The plaintiff contends, however, that the hypothetical question to the vocational expert "fails to set out all of [her] particular limitations and restrictions" as identified by Drs. Ebro and Adeyemo. Jt. Stip. at 14:20-15:19, 16:21-25. Since the ALJ's rejection of Dr. Ebro's opinion is supported by substantial evidence, those limitations need not be included in a hypothetical question to the vocational expert. Rollins v. Massanari, 261 F.3d 853, 857 (9th Cir. 2001); Magallanes v. Bowen, 881 F.2d 747, 756-57 (9th Cir. 1989). Moreover, as discussed above, the hypothetical question to the vocational expert accommodates the limitations found by Dr. Adeyemo.
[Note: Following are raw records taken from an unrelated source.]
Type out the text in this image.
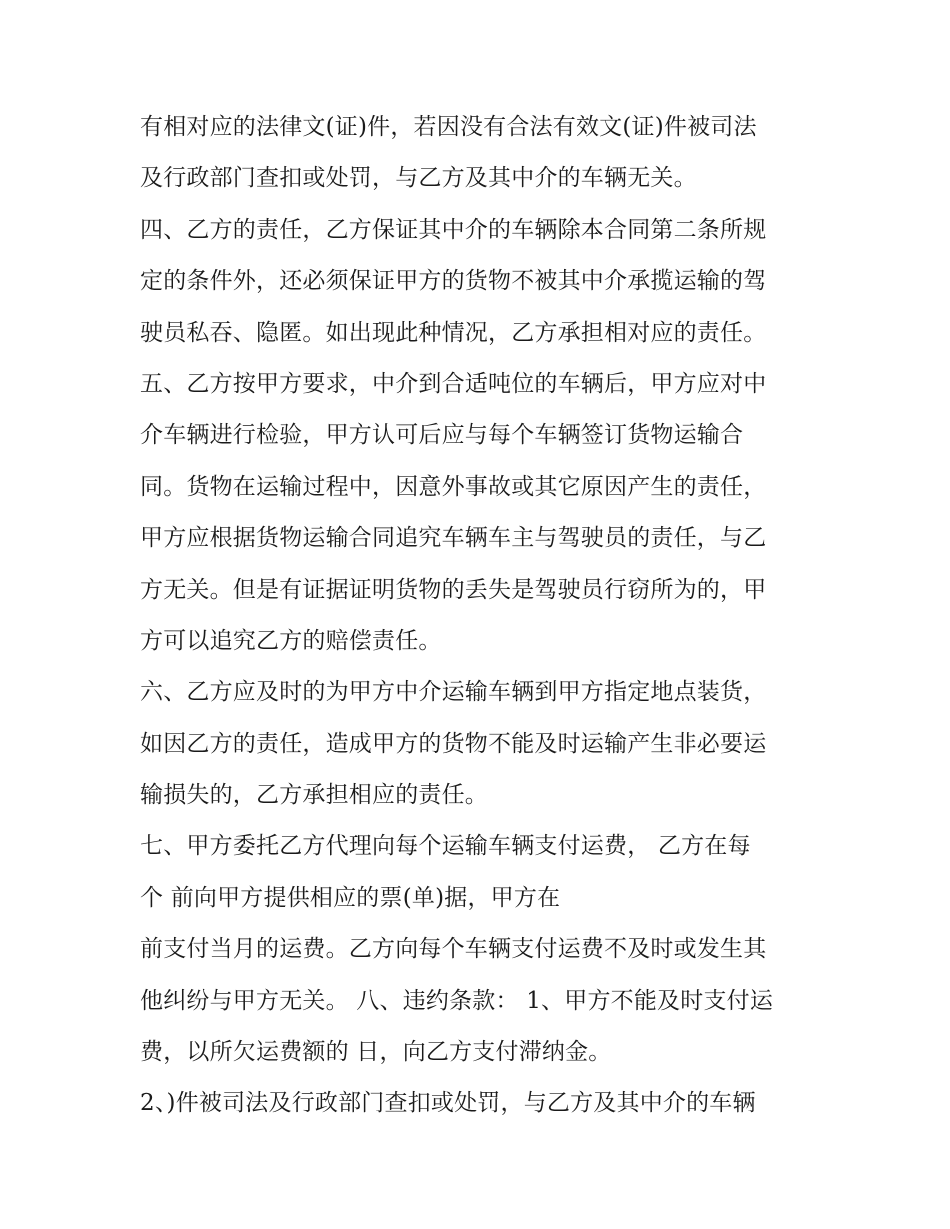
有相对应的法律文(证)件，若因没有合法有效文(证)件被司法
及行政部门查扣或处罚，与乙方及其中介的车辆无关。
四、乙方的责任，乙方保证其中介的车辆除本合同第二条所规
定的条件外，还必须保证甲方的货物不被其中介承揽运输的驾
驶员私吞、隐匿。如出现此种情况，乙方承担相对应的责任。
五、乙方按甲方要求，中介到合适吨位的车辆后，甲方应对中
介车辆进行检验，甲方认可后应与每个车辆签订货物运输合
同。货物在运输过程中，因意外事故或其它原因产生的责任，
甲方应根据货物运输合同追究车辆车主与驾驶员的责任，与乙
方无关。但是有证据证明货物的丢失是驾驶员行窃所为的，甲
方可以追究乙方的赔偿责任。
六、乙方应及时的为甲方中介运输车辆到甲方指定地点装货，
如因乙方的责任，造成甲方的货物不能及时运输产生非必要运
输损失的，乙方承担相应的责任。
七、甲方委托乙方代理向每个运输车辆支付运费， 乙方在每
个 前向甲方提供相应的票(单)据，甲方在
前支付当月的运费。乙方向每个车辆支付运费不及时或发生其
他纠纷与甲方无关。 八、违约条款： 1、甲方不能及时支付运
费，以所欠运费额的 日，向乙方支付滞纳金。
2、)件被司法及行政部门查扣或处罚，与乙方及其中介的车辆
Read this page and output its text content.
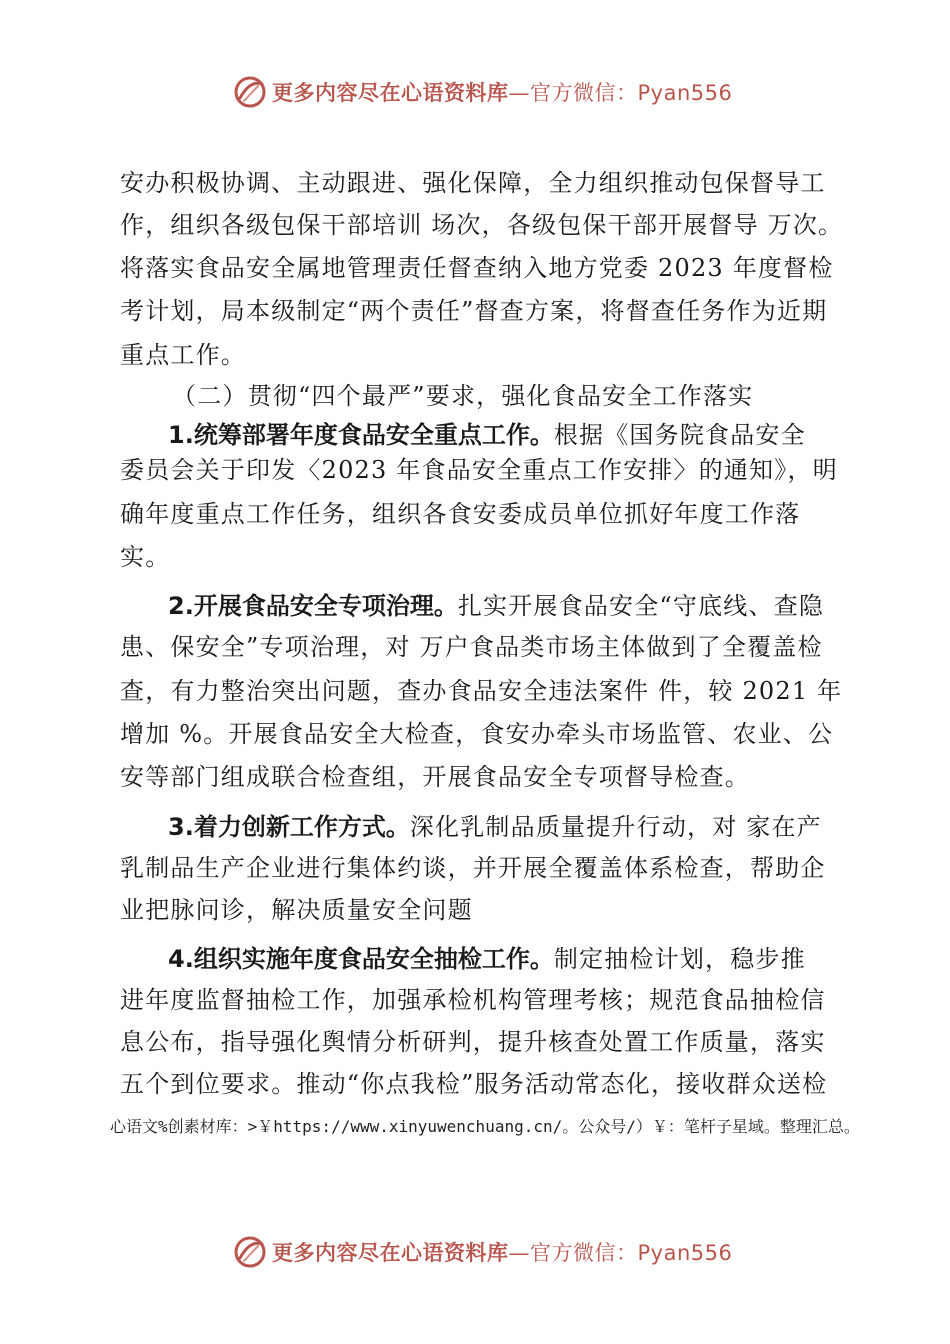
更多内容尽在心语资料库—官方微信：Pyan556
安办积极协调、主动跟进、强化保障，全力组织推动包保督导工
作，组织各级包保干部培训 场次，各级包保干部开展督导 万次。
将落实食品安全属地管理责任督查纳入地方党委 2023 年度督检
考计划，局本级制定“两个责任”督查方案，将督查任务作为近期
重点工作。
（二）贯彻“四个最严”要求，强化食品安全工作落实
1.统筹部署年度食品安全重点工作。根据《国务院食品安全
委员会关于印发〈2023 年食品安全重点工作安排〉的通知》，明
确年度重点工作任务，组织各食安委成员单位抓好年度工作落
实。
2.开展食品安全专项治理。扎实开展食品安全“守底线、查隐
患、保安全”专项治理，对 万户食品类市场主体做到了全覆盖检
查，有力整治突出问题，查办食品安全违法案件 件，较 2021 年
增加 %。开展食品安全大检查，食安办牵头市场监管、农业、公
安等部门组成联合检查组，开展食品安全专项督导检查。
3.着力创新工作方式。深化乳制品质量提升行动，对 家在产
乳制品生产企业进行集体约谈，并开展全覆盖体系检查，帮助企
业把脉问诊，解决质量安全问题
4.组织实施年度食品安全抽检工作。制定抽检计划，稳步推
进年度监督抽检工作，加强承检机构管理考核；规范食品抽检信
息公布，指导强化舆情分析研判，提升核查处置工作质量，落实
五个到位要求。推动“你点我检”服务活动常态化，接收群众送检
心语文%创素材库：>￥https://www.xinyuwenchuang.cn/。公众号/）￥：笔杆子星域。整理汇总。
更多内容尽在心语资料库—官方微信：Pyan556
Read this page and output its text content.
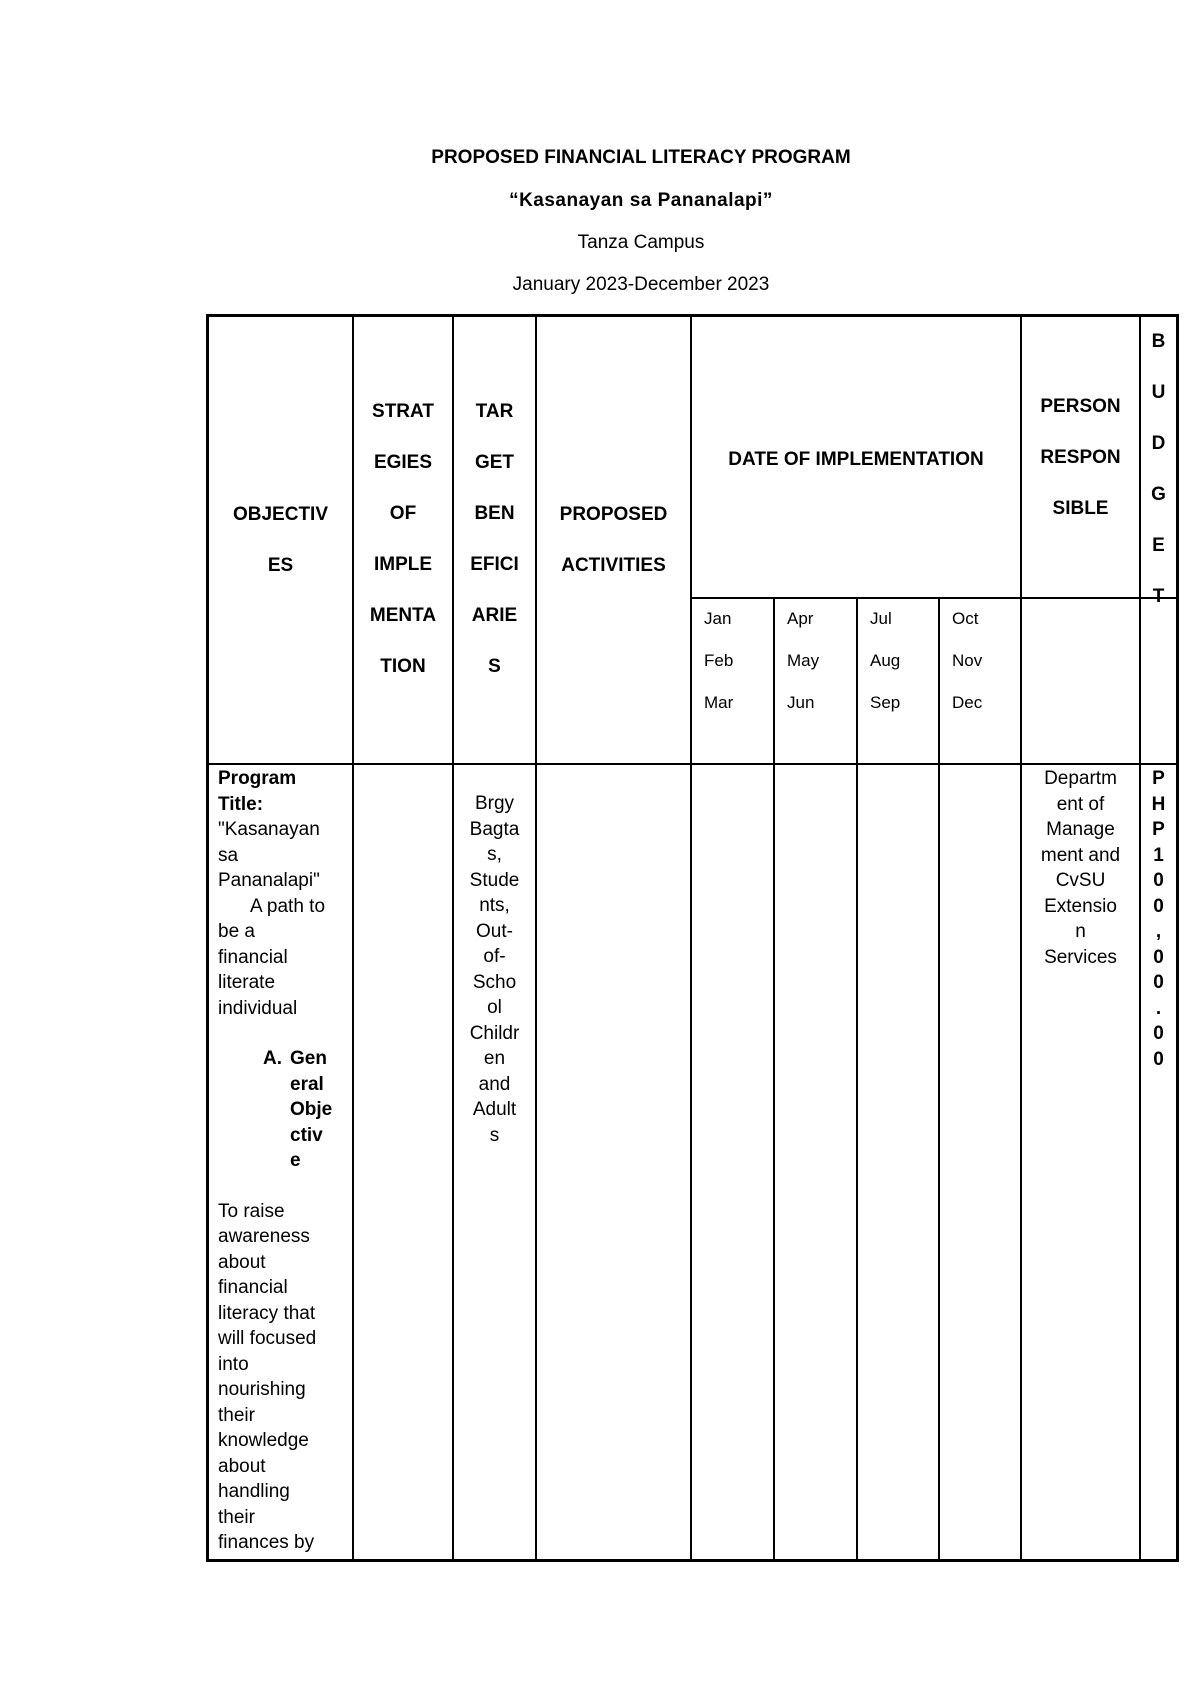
PROPOSED FINANCIAL LITERACY PROGRAM
“Kasanayan sa Pananalapi”
Tanza Campus
January 2023-December 2023
OBJECTIV
ES
STRAT
EGIES
OF
IMPLE
MENTA
TION
TAR
GET
BEN
EFICI
ARIE
S
PROPOSED
ACTIVITIES
DATE OF IMPLEMENTATION
PERSON
RESPON
SIBLE
B
U
D
G
E
T
Jan
Feb
Mar
Apr
May
Jun
Jul
Aug
Sep
Oct
Nov
Dec
Program Title:
"Kasanayan
sa
Pananalapi"
A path to
be a
financial
literate
individual
A. Gen
eral
Obje
ctiv
e
To raise
awareness
about
financial
literacy that
will focused
into
nourishing
their
knowledge
about
handling
their
finances by
Brgy
Bagta
s,
Stude
nts,
Out-
of-
Scho
ol
Childr
en
and
Adult
s
Departm
ent of
Manage
ment and
CvSU
Extensio
n
Services
P
H
P
1
0
0
,
0
0
.
0
0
Therefore, the vocational expert's testimony constitutes substantial evidence to support the ALJ's Step Five determination that plaintiff is not disabled. Stubbs-Danielson v. Astrue, 539 F.3d 1169, 1175-76 (9th Cir. 2008).
IT IS ORDERED that:
(1) plaintiff's request for relief is denied; and
(2) the Commissioner's decision is affirmed, and Judgment shall be entered in favor of defendant.